Top Tips for Choosing Your Housemates at University | Top Universities

Top Tips for Choosing Your Housemates at University

By Ella Patenall

Updated July 17, 2018 Updated July 17, 2018

By Lizzie Exton

Moving out of halls of residence or away from your family home is a big step when you’re studying at university. Taking that stride towards independence can be exhilarating, but it’s also a bit of a minefield and you’ll need to tread carefully if you’re going to make house sharing work.

Make a poor choice of housemates and you could end up footing most of the bills, bickering over trivial things like who should do the supermarket run and falling out over dirty dishes. Pick well, however, and you’ll find living with friends is great fun.

Not sure how to go about picking your new housemates for the start of a new term? Here are some top tips.

Know the sort of people you can bear to share with

Looking for housemates is a bit like online dating – you need to go into it knowing what you’re looking for and make that clear from the get-go. If you think you’ve found a potential match, ask your prospective house-sharer some questions to see just how compatible you might be. While you don’t want to make them feel it’s an interrogation, you need to get a feel for what they’re going to be like once you’ve moved in together.

People can be very different once the front door is shut, so getting to know them better before you agree to go house-hunting could spare you a lot of grief further down the line.

Start looking for a place early

Don’t put off until tomorrow something you could do today. There’s always fierce competition for the best houses and apartments in university cities, so if you want to stand a chance of finding nice housemates and nice place to live, then it’s never too early to start.

You’d be amazed how many people leave it until the very last minute to decide on who they’re sharing with and where they’re going to look for houses. If you want to end up living in housemate heaven rather than housemate hell, you need to start broaching the subject with people as early in the spring term as you can and start arranging to view a few properties together.

Don’t just choose to live with people on your course

Sometimes living with the people you ‘work’ with isn’t always the best move.  You’re probably most familiar and friendly with the people doing the same course or modules as you but remember that everyone needs some space now and then. If you’re living with the same people you’re in seminars with day in, day out, you might get sick of each other’s company very quickly.

Try to have a mix in your house if you can – not only does it widen your social circle but it can broaden your mind.

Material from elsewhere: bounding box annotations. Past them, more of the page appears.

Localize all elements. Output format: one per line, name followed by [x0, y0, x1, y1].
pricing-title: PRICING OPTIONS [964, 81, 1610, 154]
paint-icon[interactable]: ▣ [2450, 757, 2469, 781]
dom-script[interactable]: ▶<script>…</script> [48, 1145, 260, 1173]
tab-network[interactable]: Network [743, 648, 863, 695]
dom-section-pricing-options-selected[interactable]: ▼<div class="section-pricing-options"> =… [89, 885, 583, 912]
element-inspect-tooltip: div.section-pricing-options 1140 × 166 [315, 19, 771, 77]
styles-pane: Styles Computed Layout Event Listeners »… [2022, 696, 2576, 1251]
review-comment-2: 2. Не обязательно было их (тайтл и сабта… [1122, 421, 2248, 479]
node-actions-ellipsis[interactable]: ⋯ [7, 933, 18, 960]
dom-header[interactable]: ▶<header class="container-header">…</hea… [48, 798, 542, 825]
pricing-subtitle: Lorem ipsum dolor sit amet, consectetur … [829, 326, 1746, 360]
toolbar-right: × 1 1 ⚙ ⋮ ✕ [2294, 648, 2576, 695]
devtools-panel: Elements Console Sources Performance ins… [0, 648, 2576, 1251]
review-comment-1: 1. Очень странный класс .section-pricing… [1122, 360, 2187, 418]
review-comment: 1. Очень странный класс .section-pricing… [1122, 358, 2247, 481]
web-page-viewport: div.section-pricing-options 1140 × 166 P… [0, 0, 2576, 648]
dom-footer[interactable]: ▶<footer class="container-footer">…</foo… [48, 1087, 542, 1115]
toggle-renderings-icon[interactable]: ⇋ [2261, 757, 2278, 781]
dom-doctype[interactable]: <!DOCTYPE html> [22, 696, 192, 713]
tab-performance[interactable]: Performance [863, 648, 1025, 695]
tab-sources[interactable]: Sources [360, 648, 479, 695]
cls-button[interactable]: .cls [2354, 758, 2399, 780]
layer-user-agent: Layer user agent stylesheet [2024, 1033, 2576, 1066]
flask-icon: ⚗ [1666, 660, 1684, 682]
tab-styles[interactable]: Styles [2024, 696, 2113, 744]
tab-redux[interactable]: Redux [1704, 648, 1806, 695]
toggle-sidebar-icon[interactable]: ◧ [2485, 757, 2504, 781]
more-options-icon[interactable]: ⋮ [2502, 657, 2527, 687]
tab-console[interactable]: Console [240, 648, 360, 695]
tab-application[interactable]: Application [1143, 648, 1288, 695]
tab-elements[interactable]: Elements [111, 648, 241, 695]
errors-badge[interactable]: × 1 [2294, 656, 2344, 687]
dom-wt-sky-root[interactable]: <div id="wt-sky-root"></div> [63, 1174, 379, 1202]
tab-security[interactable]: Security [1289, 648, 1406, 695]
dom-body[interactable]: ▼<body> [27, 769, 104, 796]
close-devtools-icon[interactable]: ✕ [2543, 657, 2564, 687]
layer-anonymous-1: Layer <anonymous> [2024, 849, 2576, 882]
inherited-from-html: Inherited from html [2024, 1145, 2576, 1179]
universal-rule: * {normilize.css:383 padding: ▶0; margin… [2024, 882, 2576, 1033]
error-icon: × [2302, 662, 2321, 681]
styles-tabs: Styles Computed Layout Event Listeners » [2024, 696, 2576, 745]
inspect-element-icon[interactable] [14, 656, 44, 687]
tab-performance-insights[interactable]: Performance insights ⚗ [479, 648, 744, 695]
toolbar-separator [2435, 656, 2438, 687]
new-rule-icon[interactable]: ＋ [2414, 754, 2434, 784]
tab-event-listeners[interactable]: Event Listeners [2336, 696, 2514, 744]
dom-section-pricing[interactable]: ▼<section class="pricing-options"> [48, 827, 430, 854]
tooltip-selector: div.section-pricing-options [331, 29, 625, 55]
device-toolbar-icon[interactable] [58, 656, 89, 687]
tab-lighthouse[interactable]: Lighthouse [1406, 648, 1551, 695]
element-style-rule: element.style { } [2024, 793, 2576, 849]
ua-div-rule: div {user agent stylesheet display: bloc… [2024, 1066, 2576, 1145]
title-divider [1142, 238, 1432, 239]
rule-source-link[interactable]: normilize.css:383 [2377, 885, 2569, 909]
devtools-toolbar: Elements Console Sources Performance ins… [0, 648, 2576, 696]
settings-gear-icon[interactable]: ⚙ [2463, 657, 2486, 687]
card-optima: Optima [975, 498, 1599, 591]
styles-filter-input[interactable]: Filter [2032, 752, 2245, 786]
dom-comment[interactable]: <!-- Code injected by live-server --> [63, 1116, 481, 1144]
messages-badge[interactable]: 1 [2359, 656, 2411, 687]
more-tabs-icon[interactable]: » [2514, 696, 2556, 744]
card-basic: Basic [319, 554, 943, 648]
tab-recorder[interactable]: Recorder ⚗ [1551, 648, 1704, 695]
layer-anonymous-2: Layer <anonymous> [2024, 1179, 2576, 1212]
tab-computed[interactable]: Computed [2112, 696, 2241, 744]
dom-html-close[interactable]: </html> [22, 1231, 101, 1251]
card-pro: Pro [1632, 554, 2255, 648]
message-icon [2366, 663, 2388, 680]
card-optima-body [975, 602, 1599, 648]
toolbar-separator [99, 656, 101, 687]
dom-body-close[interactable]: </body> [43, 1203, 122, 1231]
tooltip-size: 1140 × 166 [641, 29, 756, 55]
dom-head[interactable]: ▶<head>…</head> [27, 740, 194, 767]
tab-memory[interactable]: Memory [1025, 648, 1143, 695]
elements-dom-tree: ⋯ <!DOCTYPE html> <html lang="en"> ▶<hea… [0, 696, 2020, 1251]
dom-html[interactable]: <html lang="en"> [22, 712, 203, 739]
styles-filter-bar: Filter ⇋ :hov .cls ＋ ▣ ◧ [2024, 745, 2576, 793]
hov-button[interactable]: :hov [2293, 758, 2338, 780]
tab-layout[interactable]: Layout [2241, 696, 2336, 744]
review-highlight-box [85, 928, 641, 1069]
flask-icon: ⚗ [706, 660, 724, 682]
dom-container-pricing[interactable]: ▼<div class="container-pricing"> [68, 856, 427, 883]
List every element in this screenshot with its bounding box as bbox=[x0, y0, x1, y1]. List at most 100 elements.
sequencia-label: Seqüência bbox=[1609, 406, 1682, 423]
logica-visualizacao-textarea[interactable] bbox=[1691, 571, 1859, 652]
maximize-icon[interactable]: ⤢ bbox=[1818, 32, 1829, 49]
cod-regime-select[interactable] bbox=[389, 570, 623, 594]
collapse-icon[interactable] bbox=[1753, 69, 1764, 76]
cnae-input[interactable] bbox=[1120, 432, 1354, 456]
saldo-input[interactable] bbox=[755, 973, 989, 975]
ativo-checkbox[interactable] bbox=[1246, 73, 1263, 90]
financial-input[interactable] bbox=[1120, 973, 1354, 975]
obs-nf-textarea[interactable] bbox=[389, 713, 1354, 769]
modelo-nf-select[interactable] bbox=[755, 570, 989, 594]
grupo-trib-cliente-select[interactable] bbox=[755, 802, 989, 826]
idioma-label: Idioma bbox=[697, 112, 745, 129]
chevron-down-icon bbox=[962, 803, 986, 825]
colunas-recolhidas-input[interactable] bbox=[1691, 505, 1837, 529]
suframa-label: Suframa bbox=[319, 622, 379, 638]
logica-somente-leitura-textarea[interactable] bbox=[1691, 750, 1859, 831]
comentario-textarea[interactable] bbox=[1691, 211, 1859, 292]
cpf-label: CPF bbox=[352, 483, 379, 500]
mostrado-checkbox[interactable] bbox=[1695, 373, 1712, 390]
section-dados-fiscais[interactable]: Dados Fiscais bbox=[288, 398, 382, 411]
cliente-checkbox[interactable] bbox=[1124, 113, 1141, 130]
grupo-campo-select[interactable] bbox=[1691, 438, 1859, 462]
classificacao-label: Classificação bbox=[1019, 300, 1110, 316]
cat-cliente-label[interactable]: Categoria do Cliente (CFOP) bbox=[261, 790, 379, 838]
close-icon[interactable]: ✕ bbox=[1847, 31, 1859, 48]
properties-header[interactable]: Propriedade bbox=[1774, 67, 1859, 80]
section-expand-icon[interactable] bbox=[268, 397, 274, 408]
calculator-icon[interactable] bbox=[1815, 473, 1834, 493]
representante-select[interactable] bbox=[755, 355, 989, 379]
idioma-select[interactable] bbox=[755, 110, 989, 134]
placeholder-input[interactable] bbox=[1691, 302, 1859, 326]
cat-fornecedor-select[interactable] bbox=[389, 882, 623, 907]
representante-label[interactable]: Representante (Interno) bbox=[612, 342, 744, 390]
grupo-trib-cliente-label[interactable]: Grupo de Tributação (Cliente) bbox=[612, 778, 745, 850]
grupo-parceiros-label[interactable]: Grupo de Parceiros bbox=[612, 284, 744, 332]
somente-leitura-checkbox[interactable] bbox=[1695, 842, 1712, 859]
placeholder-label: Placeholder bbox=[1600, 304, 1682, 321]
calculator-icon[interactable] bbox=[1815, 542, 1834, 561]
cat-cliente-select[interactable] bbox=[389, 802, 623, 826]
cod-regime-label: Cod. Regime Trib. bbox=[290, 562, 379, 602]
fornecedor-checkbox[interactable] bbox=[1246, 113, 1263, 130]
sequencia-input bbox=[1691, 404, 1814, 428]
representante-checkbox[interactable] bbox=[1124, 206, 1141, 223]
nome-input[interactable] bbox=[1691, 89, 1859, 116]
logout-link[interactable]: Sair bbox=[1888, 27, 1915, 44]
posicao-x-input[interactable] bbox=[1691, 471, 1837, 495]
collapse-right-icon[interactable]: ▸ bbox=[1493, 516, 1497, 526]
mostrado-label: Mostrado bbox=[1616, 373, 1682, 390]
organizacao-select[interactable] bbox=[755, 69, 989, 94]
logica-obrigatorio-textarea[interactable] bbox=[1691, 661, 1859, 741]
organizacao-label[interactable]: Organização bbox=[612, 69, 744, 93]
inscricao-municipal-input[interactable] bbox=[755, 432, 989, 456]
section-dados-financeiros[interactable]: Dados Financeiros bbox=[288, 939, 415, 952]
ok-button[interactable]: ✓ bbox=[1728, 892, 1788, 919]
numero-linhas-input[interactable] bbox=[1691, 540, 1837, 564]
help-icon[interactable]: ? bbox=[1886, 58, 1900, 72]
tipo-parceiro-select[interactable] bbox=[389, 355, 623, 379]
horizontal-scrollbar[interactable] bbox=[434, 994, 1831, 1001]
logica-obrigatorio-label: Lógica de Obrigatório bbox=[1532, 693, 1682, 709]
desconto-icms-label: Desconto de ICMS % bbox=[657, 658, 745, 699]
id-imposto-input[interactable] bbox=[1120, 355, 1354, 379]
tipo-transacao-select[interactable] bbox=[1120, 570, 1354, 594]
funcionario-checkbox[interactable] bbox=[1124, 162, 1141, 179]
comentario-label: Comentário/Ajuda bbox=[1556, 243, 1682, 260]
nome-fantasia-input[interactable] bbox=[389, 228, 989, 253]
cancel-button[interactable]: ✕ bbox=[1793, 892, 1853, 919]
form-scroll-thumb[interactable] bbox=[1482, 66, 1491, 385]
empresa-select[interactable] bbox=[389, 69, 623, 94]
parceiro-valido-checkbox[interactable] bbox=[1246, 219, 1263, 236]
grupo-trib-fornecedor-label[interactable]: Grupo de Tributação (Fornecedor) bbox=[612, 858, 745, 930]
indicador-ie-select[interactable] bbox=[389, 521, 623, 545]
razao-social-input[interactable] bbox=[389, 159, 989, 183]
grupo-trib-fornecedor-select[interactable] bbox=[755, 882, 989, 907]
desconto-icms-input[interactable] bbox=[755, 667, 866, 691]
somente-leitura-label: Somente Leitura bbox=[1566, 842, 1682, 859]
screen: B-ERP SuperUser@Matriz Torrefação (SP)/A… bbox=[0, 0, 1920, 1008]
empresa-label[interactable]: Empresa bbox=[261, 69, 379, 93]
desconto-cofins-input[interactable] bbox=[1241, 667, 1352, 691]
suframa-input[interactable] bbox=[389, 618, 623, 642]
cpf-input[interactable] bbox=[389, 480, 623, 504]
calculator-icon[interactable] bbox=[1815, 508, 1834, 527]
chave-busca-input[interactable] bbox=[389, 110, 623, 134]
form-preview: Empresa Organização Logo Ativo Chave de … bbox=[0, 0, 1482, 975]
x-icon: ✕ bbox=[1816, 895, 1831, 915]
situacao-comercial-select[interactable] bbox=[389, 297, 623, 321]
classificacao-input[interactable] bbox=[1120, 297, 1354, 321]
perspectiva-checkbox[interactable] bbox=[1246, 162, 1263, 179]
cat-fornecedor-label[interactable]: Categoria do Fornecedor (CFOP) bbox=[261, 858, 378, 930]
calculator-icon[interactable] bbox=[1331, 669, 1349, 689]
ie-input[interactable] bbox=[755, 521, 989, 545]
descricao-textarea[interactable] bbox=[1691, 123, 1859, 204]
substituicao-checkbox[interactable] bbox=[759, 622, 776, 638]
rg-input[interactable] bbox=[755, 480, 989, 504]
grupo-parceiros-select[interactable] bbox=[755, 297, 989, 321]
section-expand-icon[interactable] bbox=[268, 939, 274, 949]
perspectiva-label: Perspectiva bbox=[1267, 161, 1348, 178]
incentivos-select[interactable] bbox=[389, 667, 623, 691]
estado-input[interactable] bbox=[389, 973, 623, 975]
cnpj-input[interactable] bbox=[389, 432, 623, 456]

If people are studying different courses to you, you’ll each learn something about the other’s subjects and you’ll be forced to find other things you can bond over, such as societies, hobbies or even your shared love of obscure foreign language films…

Don’t move in with the person you fancy

This never ends well.  Don’t move in with the boy or girl you fancy because you think it ups your chances of getting together – having an ulterior motive can backfire catastrophically and leave all involved feeling deeply awkward and embarrassed.

If you make a move and it all goes horribly wrong, you might find you’re back looking for a new house share to escape from the situation.  Finding new housemates and a new place mid-term can be next to impossible, so try to avoid getting into this predicament if possible.

Set out house rules from the off

Almost all household disagreements are avoidable in some way, so you need to set out a few ground rules right at the beginning.  Before you agree to move in with other people you need to make sure they’re the sort of housemates you can trust.

Chat with them and decide how to carve out who will organize things like paying the bills and how the rent will be managed.  Penciling a schedule for cleaning and cooking before you move in together will give you a good idea of whether or not they’re likely to pull their weight – if they look like they’re shirking responsibility, then maybe you need to look for someone else.

If a house share is going to be a success you need to know you’ll all get along and it’s not going to descend into chaos. Try to spend as much time as possible getting to know each other before you commit to moving in together. House sharing is a nightmare when it doesn’t work out but choose your housemates carefully and you could have a fantastic couple of years.